Tá bom, o tempo importa. Mas por que é importante? Muitos fenômenos cotidianos podem ser analisados sobre esse processo. Relacionamentos afetivos, por exemplo. Zordan, Wagner, Mosmann (2012) coletaram dados em fóruns e descobriram que apenas 21,2% dos divórcios foram após 22 anos de casamento. Será que relacionamentos longos não têm problemas? Será que seria pelas emoções e sentimentos que funcionariam como operação abolidora das funções aversivas dos defeitos do outro e conflitos? Ou pode ser pelo tempo e investimento já feito no relacionamento antes dos conflitos e evidentes falhas que o outro possa ter?

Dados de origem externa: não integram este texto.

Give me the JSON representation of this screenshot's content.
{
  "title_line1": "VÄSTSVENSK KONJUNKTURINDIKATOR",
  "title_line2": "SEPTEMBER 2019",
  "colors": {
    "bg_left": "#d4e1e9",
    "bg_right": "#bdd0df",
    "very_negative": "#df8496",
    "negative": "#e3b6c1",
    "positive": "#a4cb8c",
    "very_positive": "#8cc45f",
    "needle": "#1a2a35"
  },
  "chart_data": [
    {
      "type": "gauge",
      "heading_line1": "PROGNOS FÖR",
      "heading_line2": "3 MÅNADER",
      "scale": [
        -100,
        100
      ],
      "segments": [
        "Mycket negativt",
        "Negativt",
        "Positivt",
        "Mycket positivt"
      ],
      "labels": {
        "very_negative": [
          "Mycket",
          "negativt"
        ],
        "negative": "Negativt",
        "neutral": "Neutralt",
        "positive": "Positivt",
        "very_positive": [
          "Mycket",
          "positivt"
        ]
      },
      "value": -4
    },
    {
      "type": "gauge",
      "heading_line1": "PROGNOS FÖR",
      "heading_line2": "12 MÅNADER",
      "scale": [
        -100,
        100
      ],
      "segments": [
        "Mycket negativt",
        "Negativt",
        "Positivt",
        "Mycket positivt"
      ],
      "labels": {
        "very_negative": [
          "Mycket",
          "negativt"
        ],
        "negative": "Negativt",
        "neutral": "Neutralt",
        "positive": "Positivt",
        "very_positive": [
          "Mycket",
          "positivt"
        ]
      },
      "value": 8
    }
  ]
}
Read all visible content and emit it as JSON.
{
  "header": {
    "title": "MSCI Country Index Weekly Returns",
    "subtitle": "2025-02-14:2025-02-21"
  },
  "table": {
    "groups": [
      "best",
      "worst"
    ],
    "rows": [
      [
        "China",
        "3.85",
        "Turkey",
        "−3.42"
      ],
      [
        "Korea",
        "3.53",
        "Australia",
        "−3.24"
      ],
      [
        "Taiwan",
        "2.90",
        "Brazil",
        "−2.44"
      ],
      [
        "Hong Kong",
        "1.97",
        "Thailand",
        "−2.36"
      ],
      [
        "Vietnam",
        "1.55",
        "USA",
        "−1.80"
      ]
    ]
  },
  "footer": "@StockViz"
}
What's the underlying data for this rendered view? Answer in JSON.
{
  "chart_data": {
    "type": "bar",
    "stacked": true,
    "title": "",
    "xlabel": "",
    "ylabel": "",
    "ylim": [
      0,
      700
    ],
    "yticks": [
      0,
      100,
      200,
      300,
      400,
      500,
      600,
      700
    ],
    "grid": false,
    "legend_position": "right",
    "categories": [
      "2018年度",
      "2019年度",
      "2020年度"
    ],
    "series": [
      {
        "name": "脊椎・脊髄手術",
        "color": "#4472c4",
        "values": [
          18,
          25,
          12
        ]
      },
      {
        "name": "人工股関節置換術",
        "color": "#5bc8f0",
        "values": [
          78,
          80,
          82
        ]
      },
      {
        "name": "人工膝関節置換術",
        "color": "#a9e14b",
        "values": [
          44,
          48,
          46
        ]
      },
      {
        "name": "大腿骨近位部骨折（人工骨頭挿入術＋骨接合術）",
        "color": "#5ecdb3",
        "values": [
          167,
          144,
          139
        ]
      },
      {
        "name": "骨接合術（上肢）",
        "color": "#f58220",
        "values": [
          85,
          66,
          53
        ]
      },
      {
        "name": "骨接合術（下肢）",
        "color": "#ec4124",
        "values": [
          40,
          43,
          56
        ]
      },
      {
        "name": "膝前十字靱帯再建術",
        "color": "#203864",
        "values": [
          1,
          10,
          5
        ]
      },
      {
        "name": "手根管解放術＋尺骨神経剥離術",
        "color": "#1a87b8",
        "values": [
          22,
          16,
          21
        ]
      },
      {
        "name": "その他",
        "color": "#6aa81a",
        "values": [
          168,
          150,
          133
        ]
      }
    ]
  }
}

Sobre a relação entre tempo afundado e relacionamentos, Rego, Arantes e Magalhães (2016) delinearam experimentos para verificar a relação entre sunk cost e sunk time e outras variáveis. No Experimento 1 eles criaram um cenário no qual os participantes estavam infelizes e sem reforços no relacionamento. Desenvolveram quatro condições: 1) controle; 2) tempo; 3) dinheiro e 4) esforços. Na primeira condição era apenas dito que havia 1 ano de relacionamento. Na segunda era dito que o relacionamento durara 10 anos antes da situação atual. A condição três descrevia que eles haviam investido todo seu dinheiro em um bem comum. E na condição quatro o participante havia tentado custosamente resolver, conversando e passando mais tempo com o (a) parceiro(a). As condições controle e tempo produziram os mesmos resultados, mostrando que a mera passagem do tempo não foi suficiente para aventar a possibilidade de término. No entanto, quando havia dinheiro ou esforços houve mais persistência (aumento de 25% para 35% e 36% respectivamente).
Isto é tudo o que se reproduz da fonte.